Tras un breve paso por la capital de Nuevo México, Santa Fe, entramos con el coche en Albuquerque con la certeza de que se había acabado la aventura. Marc me suelta en el porche del hostal Route 66, el mismo en el que nos habíamos quedado la otra vez, y vuelve a arrancar para devolver el vehículo que ha sido cómplice de tantas cosas en las últimas tres semanas, mientras yo pensaba en el Humbert Humbert y en la Lolita que Nabokov describía en su obra, cruzando Estados Unidos por carretera, de motel en motel, en una constante huida de todo, menos de sí mismos.
Tom, el propietario del hostal, nos ha reconocido, y sonríe mientras acabo de descargar la maleta, la mochila y la amasadora profesional. Con su sonrisa, su cabello blanco y sus ojos azules me siento como en casa, y mientras espero que nos acaben de arreglar la habitación, me quedo a tomar el fresco en el porche, hablando con un huésped que viaja con un perrillo negro, que me cuenta que ha estado en Madrid y en Barcelona.

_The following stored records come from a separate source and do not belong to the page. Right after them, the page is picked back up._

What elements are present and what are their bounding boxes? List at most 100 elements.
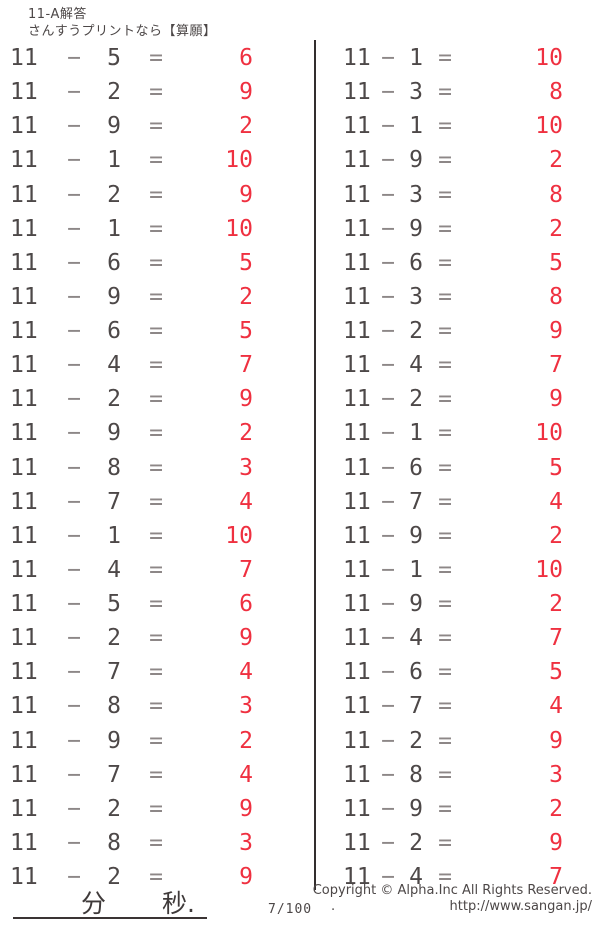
subtrahend: 6 <box>107 318 121 345</box>
minuend: 11 <box>10 283 38 310</box>
subtrahend: 1 <box>107 147 121 174</box>
equals-sign: = <box>438 113 452 140</box>
minus-sign: − <box>67 215 81 242</box>
answer: 2 <box>239 113 253 140</box>
subtrahend: 4 <box>409 864 423 891</box>
answer: 9 <box>239 386 253 413</box>
subtrahend: 9 <box>107 283 121 310</box>
minuend: 11 <box>10 488 38 515</box>
problem-row: 11 − 1 = 10 <box>10 519 255 553</box>
equals-sign: = <box>149 283 163 310</box>
equals-sign: = <box>438 556 452 583</box>
answer: 3 <box>239 454 253 481</box>
problem-row: 11 − 6 = 5 <box>343 246 573 280</box>
subtrahend: 6 <box>409 454 423 481</box>
problem-row: 11 − 2 = 9 <box>10 860 255 894</box>
answer: 6 <box>239 45 253 72</box>
equals-sign: = <box>149 113 163 140</box>
minuend: 11 <box>10 625 38 652</box>
equals-sign: = <box>438 829 452 856</box>
problem-row: 11 − 7 = 4 <box>343 485 573 519</box>
minus-sign: − <box>67 79 81 106</box>
minuend: 11 <box>343 352 371 379</box>
equals-sign: = <box>149 352 163 379</box>
equals-sign: = <box>149 45 163 72</box>
equals-sign: = <box>149 727 163 754</box>
problem-row: 11 − 3 = 8 <box>343 178 573 212</box>
equals-sign: = <box>438 659 452 686</box>
equals-sign: = <box>149 556 163 583</box>
minus-sign: − <box>381 386 395 413</box>
minuend: 11 <box>10 864 38 891</box>
subtrahend: 2 <box>409 386 423 413</box>
minuend: 11 <box>10 591 38 618</box>
equals-sign: = <box>438 352 452 379</box>
minuend: 11 <box>343 181 371 208</box>
subtrahend: 2 <box>409 829 423 856</box>
equals-sign: = <box>438 318 452 345</box>
column-divider <box>314 40 316 890</box>
problems-column-right: 11 − 1 = 10 11 − 3 = 8 11 − 1 = 10 11 − … <box>343 41 573 894</box>
minuend: 11 <box>343 829 371 856</box>
minus-sign: − <box>67 625 81 652</box>
equals-sign: = <box>438 454 452 481</box>
problem-row: 11 − 5 = 6 <box>10 41 255 75</box>
subtrahend: 2 <box>107 795 121 822</box>
problem-row: 11 − 7 = 4 <box>343 689 573 723</box>
subtrahend: 8 <box>107 693 121 720</box>
answer: 10 <box>225 522 253 549</box>
footer-dot: . <box>331 899 336 914</box>
minuend: 11 <box>343 761 371 788</box>
problem-row: 11 − 2 = 9 <box>10 75 255 109</box>
answer: 10 <box>535 420 563 447</box>
minus-sign: − <box>381 556 395 583</box>
minus-sign: − <box>67 829 81 856</box>
minus-sign: − <box>381 45 395 72</box>
problem-row: 11 − 2 = 9 <box>343 826 573 860</box>
copyright-text: Copyright © Alpha.Inc All Rights Reserve… <box>312 883 592 898</box>
minus-sign: − <box>381 591 395 618</box>
answer: 2 <box>239 283 253 310</box>
equals-sign: = <box>149 522 163 549</box>
minus-sign: − <box>381 318 395 345</box>
problem-row: 11 − 4 = 7 <box>343 860 573 894</box>
time-entry-line: 分 秒. <box>13 888 207 919</box>
minus-sign: − <box>67 488 81 515</box>
problem-row: 11 − 9 = 2 <box>343 143 573 177</box>
problem-row: 11 − 4 = 7 <box>343 621 573 655</box>
minuend: 11 <box>10 693 38 720</box>
answer: 3 <box>239 829 253 856</box>
worksheet-subtitle: さんすうプリントなら【算願】 <box>28 24 217 39</box>
answer: 4 <box>239 761 253 788</box>
subtrahend: 4 <box>107 556 121 583</box>
equals-sign: = <box>438 761 452 788</box>
minus-sign: − <box>67 454 81 481</box>
minus-sign: − <box>381 488 395 515</box>
subtrahend: 3 <box>409 283 423 310</box>
minus-sign: − <box>67 693 81 720</box>
answer: 3 <box>549 761 563 788</box>
problem-row: 11 − 6 = 5 <box>343 451 573 485</box>
problem-row: 11 − 1 = 10 <box>343 553 573 587</box>
minuend: 11 <box>343 318 371 345</box>
minus-sign: − <box>67 727 81 754</box>
equals-sign: = <box>149 625 163 652</box>
problem-row: 11 − 9 = 2 <box>343 587 573 621</box>
minus-sign: − <box>381 795 395 822</box>
problem-row: 11 − 1 = 10 <box>343 41 573 75</box>
problem-row: 11 − 6 = 5 <box>343 655 573 689</box>
subtrahend: 9 <box>409 591 423 618</box>
subtrahend: 9 <box>107 113 121 140</box>
minus-sign: − <box>67 659 81 686</box>
minuend: 11 <box>10 318 38 345</box>
equals-sign: = <box>438 591 452 618</box>
equals-sign: = <box>438 488 452 515</box>
answer: 8 <box>549 283 563 310</box>
minus-sign: − <box>381 181 395 208</box>
problem-row: 11 − 8 = 3 <box>10 826 255 860</box>
answer: 7 <box>549 864 563 891</box>
answer: 2 <box>549 147 563 174</box>
equals-sign: = <box>149 659 163 686</box>
problem-row: 11 − 2 = 9 <box>10 382 255 416</box>
minuend: 11 <box>10 556 38 583</box>
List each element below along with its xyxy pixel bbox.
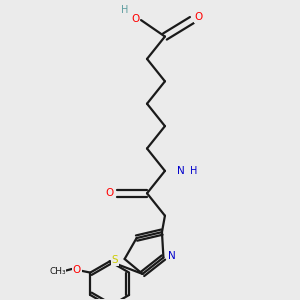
- Text: N: N: [177, 166, 184, 176]
- Text: S: S: [112, 256, 119, 266]
- Text: CH₃: CH₃: [49, 267, 66, 276]
- Text: H: H: [190, 166, 198, 176]
- Text: H: H: [121, 5, 128, 15]
- Text: O: O: [73, 265, 81, 275]
- Text: N: N: [168, 251, 176, 261]
- Text: O: O: [131, 14, 139, 24]
- Text: O: O: [106, 188, 114, 198]
- Text: O: O: [194, 12, 202, 22]
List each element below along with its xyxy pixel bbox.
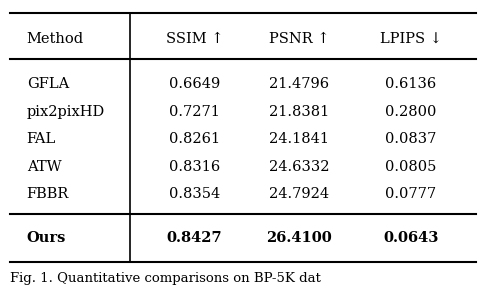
Text: Ours: Ours [27, 231, 66, 245]
Text: Method: Method [27, 32, 84, 46]
Text: Fig. 1. Quantitative comparisons on BP-5K dat: Fig. 1. Quantitative comparisons on BP-5… [10, 273, 321, 285]
Text: pix2pixHD: pix2pixHD [27, 105, 105, 119]
Text: ATW: ATW [27, 160, 61, 174]
Text: 0.8316: 0.8316 [169, 160, 220, 174]
Text: 0.0837: 0.0837 [385, 132, 436, 146]
Text: 21.4796: 21.4796 [269, 77, 329, 91]
Text: 24.1841: 24.1841 [269, 132, 329, 146]
Text: 21.8381: 21.8381 [269, 105, 329, 119]
Text: LPIPS ↓: LPIPS ↓ [380, 32, 442, 46]
Text: FAL: FAL [27, 132, 56, 146]
Text: 0.2800: 0.2800 [385, 105, 436, 119]
Text: 26.4100: 26.4100 [266, 231, 332, 245]
Text: 0.0777: 0.0777 [385, 187, 436, 201]
Text: 0.8261: 0.8261 [169, 132, 220, 146]
Text: 0.7271: 0.7271 [169, 105, 220, 119]
Text: 0.0643: 0.0643 [383, 231, 438, 245]
Text: 0.0805: 0.0805 [385, 160, 436, 174]
Text: 24.7924: 24.7924 [269, 187, 329, 201]
Text: 0.8427: 0.8427 [167, 231, 222, 245]
Text: FBBR: FBBR [27, 187, 69, 201]
Text: SSIM ↑: SSIM ↑ [166, 32, 223, 46]
Text: 0.8354: 0.8354 [169, 187, 220, 201]
Text: PSNR ↑: PSNR ↑ [269, 32, 329, 46]
Text: 0.6136: 0.6136 [385, 77, 436, 91]
Text: 0.6649: 0.6649 [169, 77, 220, 91]
Text: GFLA: GFLA [27, 77, 69, 91]
Text: 24.6332: 24.6332 [269, 160, 329, 174]
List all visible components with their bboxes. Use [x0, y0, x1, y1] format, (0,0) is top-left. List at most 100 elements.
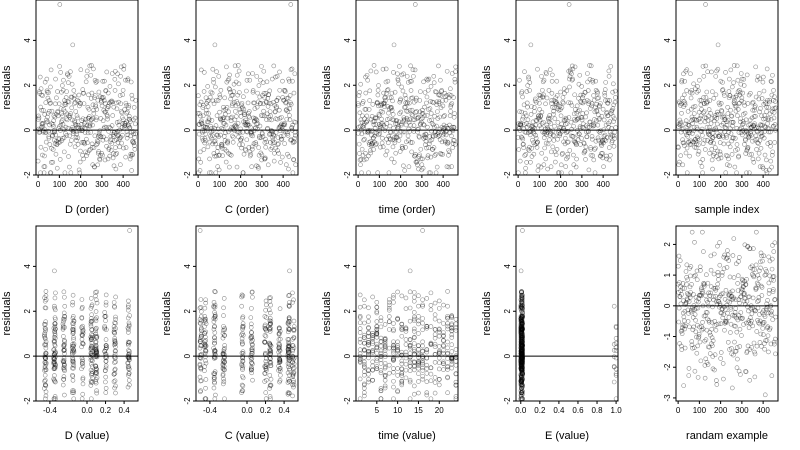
data-point — [735, 356, 740, 362]
data-point — [379, 140, 385, 146]
data-point — [535, 168, 541, 173]
data-point — [46, 98, 52, 103]
data-point — [531, 105, 537, 110]
data-point — [613, 336, 619, 341]
data-point — [607, 119, 613, 125]
data-point — [37, 91, 42, 96]
data-point — [286, 154, 292, 159]
data-point — [235, 92, 240, 98]
data-point — [705, 69, 710, 75]
data-point — [368, 150, 373, 156]
data-point — [397, 99, 403, 105]
data-point — [588, 145, 593, 150]
data-point — [362, 303, 367, 309]
data-point — [67, 114, 73, 120]
data-point — [290, 122, 295, 128]
data-point — [422, 134, 428, 140]
data-point — [715, 66, 721, 72]
data-point — [524, 124, 530, 130]
data-point — [84, 153, 89, 158]
data-point — [368, 116, 374, 122]
data-point — [370, 377, 375, 383]
data-point — [276, 124, 282, 130]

Hablamos de Santa Fe, con sus casitas de adobe y sus boutiques montadas para turistas, y le digo que prefiero Albuquerque, aunque en principio parezca que no tiene encanto.
Mientras acomodo las cosas en la habitación número 5, pienso que es este hostal el que me hace estar tan cómoda. No tenemos baño privado ni commodities, pero este suelo que se queja bajo mis pies y este techo siliconado tienen un encanto especial. Abro la enorme ventana turquesa que da a la vieja conocida carretera 66, y me entretengo viendo a los hispanos pasar. Van en vehículos clásicos, rancheras llamativas y harleys ruidosas. Caigo en la cuenta de que es festivo, como la última vez, así que me voy haciendo la idea de que no podré comprar los souvenirs que había dejado para el último día. Y entonces… ¿qué hacer en Albuquerque?
Me acuerdo de que cuando estaba en el El Día de Córdoba dimos la noticia de que un escritor cordobés, Vicente Luis Mora, había sido nombrado director del Instituto Cervantes de Albuquerque, en Estados Unidos. Meses después, Alfredo y yo le preguntábamos en persona en una de sus escapadas a Córdoba que qué tal le iba por esos lares. Hasta ahora no he comprendido el alcance de su experiencia. Me imagino a Vicente viviendo un año entero en estas calles, preguntando por la biblioteca pública o tomándose una copa en The Library, y entiendo que el chaval que conocimos en Chicago se sorprendiera de que eligiéramos esta ciudad como destino. Entonces, no sé por qué, me entra una melancolía inmensa, y me acuerdo de los compañeros del diario, de las guerras de bolas de papel y las discusiones políticas, y añoro las canciones de Shakira que bailaba en el Latino, la compañía que me hacían los libros de la editorial Berenice, los juegos de mesa interminables de los domingos en el hostal Alcázar y los fines de semana que regresaba a Sevilla, a contestar las preguntas de la familia y besar a las amigas.
***
Nos hemos llevado toda la tarde y parte de la mañana en la habitación, esperando una tormenta que se anuncia con el olor a lluvia, pero que no acaba de descargar. Ya que son las siete y pico y se ha ido el calor, salimos a decirle adiós a Albuquerque. Como no hay nada que hacer, decidimos dar una vuelta por la animada Main Street. Es la zona de marcha; aquí la gente se distrae paseando con el coche: pasan con sus vehículos tuneados, con las ruedas gigantes o diminutas, el capó levantado, las llantas brillantes o las chapas decoradas con grafitos. Sus ocupantes van con los brazos por fuera de las ventanillas, y cuando llegan a tu altura se te quedan mirando fijamente, como si te fueran a decir algo, sacando un poco la cabeza por encima del cristal bajado, como si estuvieran marcando territorio en el Bronx.
Nos distraemos con el tío que baila solo en la acera desde hace una hora y media, con la camisa rota y los pies descalzos; miramos cómo los seguratas piden el carnet a las mujeres de cincuenta años para ver si son mayores de edad; vemos a las camareras vestidas de falsas colegialas coqueteando con los clientes; las chicas que conducen pintándose los labios; la policía que patrulla y los negros que rapean en las aceras.
Nosotros estamos pensando en el viaje de mañana -24 horas- en el tren, y en el avión a casa. Sin darnos cuenta estamos haciendo como los albuquerqueños: vamos a una punta de la calle y, cuando llegamos, nos damos la vuelta hasta la otra. Paseamos por Main Street arriba y abajo, sin pasión, pero tampoco con desgana. Vamos desgranando las horas. Ya nos conocemos las esquinas, y por eso los porteros nos saludan.